Há ainda alguns detalhes. É verdade que muitos não participam diretamente na produção das mercadorias e, portanto, na criação do mais-valor. Mas com a nova lei da terceirização, que permite que as atividades diretamente relacionadas com a produção possam ser terceirizadas também, isso vai mudando de figura.

E ainda assim, mesmo os trabalhadores que não operam as máquinas, contribuem para a geração de mais-valor, pois fazem parte dessa grande atividade combinada, são parte do trabalhador coletivo [4] que a empresa ou o Estado-empresa exploram. Ou por acaso há indústrias sem o chão limpo, sem controle de entrada, sem sistema de informática, sem banheiros e luz, sem paredes ou sem água nos bebedouros?

Em todas essas situações, o Estado é empresário. Luta pelo barateamento do preço da força de trabalho por meio da terceirização para explorar mais, em nada lembrando aquela fantasia proposta de que existiria para assegurar o bem de todos. Nesta ação empresarial do Estado, quando ele passa a defender a diminuição de direitos e salários dos trabalhadores, fica constrangedoramente óbvio que ele está servindo apenas para proteger imaginariamente os interesses de todos: ajoelha-se para servir somente às minorias endinheiradas do nosso país – verga-se diante da burguesia.

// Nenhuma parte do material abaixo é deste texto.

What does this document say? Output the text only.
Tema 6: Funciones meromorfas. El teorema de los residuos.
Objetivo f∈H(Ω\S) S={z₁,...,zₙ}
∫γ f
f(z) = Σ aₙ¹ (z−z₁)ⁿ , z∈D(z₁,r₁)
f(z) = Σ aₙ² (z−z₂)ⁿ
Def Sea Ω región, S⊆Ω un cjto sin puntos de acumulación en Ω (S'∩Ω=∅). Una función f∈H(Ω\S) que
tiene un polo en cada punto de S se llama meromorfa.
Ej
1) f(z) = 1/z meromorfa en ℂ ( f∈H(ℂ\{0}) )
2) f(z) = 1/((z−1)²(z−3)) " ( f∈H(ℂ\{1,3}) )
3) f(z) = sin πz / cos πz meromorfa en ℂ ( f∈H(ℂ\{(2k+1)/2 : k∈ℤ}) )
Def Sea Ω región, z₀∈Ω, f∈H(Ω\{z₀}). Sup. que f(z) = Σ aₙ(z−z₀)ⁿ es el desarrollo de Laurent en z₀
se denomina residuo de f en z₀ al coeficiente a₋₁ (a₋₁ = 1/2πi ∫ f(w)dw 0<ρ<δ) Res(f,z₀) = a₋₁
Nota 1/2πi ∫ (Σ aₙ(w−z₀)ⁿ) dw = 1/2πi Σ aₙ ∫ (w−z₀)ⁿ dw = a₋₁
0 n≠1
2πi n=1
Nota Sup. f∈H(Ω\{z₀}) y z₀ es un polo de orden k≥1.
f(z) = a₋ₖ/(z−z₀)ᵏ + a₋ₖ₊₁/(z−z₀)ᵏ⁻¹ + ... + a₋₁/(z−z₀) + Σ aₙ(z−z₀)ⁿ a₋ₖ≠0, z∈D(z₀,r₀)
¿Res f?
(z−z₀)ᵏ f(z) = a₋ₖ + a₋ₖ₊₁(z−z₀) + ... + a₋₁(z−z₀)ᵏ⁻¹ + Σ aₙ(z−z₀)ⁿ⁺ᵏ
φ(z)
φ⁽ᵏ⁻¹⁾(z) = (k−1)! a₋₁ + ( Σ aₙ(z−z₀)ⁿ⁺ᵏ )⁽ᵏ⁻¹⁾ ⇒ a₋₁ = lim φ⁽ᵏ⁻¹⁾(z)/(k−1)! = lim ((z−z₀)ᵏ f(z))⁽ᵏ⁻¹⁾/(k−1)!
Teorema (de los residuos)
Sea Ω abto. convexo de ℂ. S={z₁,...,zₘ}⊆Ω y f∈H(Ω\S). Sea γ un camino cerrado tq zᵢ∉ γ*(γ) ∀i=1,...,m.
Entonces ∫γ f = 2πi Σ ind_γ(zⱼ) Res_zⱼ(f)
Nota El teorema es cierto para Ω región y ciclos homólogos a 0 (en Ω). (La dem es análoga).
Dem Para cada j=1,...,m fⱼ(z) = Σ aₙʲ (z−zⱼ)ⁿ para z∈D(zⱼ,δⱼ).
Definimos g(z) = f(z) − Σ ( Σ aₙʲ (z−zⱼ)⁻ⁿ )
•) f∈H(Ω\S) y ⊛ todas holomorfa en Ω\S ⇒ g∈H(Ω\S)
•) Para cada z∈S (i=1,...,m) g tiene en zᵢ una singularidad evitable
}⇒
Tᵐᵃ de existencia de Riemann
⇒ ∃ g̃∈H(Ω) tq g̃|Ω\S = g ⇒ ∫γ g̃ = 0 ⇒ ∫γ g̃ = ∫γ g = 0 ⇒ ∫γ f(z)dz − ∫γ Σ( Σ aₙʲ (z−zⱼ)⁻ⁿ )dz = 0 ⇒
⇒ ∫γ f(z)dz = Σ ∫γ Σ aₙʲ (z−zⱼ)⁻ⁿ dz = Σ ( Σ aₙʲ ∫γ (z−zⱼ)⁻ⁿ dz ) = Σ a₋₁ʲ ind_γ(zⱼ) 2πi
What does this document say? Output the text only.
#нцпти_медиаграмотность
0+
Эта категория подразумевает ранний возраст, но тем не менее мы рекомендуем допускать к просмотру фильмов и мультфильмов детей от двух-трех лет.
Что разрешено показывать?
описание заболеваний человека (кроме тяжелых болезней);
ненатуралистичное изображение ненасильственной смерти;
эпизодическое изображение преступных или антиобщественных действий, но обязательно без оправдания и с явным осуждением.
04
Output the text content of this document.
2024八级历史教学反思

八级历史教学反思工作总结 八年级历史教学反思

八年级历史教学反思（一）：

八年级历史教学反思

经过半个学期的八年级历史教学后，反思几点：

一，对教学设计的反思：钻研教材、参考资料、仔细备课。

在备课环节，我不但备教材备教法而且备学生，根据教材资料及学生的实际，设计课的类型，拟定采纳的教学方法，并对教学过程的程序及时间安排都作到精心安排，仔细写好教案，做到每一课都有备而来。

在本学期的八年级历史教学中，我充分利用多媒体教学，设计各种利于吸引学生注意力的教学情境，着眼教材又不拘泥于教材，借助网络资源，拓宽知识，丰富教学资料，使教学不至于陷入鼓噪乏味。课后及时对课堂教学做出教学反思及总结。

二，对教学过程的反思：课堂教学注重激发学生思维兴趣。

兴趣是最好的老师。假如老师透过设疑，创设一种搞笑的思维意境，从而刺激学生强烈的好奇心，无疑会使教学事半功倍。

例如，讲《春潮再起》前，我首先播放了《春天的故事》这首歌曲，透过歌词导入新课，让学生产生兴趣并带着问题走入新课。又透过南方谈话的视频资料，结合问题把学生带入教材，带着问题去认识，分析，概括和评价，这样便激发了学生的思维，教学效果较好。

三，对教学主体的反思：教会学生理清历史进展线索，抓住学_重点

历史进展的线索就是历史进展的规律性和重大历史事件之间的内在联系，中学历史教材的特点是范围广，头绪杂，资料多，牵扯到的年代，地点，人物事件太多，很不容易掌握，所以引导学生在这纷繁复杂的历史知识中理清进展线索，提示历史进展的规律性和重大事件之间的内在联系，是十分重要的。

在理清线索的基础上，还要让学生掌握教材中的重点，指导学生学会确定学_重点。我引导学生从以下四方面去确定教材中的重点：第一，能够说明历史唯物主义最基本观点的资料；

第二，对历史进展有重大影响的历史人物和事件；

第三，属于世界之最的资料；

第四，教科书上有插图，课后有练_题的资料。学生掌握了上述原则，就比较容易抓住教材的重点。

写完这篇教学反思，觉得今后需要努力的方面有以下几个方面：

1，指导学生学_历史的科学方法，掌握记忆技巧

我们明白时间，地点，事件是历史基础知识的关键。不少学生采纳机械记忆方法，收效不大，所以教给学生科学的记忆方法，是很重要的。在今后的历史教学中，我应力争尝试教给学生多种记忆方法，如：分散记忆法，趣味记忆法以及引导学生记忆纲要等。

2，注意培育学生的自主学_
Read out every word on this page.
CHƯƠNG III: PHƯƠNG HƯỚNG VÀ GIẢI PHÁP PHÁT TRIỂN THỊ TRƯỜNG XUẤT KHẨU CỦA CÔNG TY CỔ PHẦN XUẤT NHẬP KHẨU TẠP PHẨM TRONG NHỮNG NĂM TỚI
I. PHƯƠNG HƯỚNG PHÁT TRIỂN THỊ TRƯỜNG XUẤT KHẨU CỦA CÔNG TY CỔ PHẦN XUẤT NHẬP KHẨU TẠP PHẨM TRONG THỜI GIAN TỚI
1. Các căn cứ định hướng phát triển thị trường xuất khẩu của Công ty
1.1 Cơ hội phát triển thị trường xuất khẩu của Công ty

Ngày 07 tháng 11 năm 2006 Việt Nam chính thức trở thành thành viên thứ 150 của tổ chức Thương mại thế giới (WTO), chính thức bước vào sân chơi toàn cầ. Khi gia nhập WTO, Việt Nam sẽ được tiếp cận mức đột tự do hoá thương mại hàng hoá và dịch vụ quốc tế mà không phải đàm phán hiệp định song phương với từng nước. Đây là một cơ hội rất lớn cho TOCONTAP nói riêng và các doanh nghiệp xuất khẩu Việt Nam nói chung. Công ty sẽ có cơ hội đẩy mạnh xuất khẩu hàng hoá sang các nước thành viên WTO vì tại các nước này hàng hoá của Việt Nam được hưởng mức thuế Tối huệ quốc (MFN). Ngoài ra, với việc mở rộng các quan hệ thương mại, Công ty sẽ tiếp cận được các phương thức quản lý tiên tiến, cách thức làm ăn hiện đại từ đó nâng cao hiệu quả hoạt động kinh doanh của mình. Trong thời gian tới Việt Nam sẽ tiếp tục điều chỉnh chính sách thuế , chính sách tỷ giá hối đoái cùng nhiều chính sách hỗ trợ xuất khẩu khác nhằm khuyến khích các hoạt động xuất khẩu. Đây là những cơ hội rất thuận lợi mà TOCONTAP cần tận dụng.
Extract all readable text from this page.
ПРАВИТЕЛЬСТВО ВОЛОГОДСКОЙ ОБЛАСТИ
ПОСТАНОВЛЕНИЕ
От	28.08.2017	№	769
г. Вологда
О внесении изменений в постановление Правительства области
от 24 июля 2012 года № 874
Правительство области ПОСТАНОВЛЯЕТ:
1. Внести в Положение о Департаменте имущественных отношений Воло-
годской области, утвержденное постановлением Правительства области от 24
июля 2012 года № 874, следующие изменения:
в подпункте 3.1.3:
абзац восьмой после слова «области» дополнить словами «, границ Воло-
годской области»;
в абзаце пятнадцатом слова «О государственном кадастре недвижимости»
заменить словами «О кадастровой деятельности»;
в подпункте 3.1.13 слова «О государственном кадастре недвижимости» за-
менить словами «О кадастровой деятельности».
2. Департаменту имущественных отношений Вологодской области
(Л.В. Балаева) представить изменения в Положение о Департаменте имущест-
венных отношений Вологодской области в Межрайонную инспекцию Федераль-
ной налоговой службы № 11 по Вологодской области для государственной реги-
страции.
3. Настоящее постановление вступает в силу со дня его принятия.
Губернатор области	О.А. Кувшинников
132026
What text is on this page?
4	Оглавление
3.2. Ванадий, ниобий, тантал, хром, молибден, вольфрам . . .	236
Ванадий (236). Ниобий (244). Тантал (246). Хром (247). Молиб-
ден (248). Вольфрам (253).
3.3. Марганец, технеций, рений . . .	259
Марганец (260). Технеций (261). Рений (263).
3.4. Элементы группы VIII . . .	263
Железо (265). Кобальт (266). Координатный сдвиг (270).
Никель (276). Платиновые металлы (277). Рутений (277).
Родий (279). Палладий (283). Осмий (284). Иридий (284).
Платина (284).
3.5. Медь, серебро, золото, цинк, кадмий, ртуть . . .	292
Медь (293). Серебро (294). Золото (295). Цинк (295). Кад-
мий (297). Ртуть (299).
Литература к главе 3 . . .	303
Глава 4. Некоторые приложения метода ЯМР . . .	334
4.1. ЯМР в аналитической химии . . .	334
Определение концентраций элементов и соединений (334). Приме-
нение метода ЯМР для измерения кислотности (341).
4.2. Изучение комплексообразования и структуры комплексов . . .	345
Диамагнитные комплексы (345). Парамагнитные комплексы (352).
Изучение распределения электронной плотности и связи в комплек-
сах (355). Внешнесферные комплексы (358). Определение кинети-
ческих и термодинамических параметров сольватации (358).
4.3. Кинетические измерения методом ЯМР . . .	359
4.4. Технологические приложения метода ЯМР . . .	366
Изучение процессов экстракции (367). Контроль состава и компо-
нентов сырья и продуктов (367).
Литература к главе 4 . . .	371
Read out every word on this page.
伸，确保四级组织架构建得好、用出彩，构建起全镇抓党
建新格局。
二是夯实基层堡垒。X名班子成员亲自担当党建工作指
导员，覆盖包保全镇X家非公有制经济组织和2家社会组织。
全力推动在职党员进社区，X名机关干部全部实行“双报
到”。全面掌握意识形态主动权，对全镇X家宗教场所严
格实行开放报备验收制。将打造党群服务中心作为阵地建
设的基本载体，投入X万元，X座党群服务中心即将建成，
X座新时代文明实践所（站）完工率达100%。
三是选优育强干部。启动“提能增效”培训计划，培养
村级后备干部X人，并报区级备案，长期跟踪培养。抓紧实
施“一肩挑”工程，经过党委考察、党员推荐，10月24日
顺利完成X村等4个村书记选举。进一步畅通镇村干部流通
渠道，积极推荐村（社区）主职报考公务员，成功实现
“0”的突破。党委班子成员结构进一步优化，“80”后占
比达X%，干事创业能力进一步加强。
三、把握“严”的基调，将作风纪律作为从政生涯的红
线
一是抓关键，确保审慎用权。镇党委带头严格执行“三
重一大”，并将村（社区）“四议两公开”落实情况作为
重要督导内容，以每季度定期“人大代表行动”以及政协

Falta analisar, portanto, se a situação é diferente quando a terceirização atinge o Estado na prestação de serviços públicos realmente universais: se quando, por meio de sua burocracia, ele diz servir ao público, o Estado serve à maioria da população ou às classes que o dominam. Mas isso é assunto para o próximo texto.

Referências
[1] MARX, Karl. Crítica da Filosofia do Direito de Hegel. São Paulo: Boitempo, 2005, p. 65.

[2] Basta comparar os salários normativos das categorias no DF com o salário mínimo necessário no Brasil.

[3] MARX, Karl. O Capital – Livro II, São Paulo: Boitempo, 2014, p. 195.

[4] MARX, Karl. O Capital – Livro I: Capítulo VI – Inédito, São Paulo: Livraria Editora Ciências Humanas, pp. 71-72.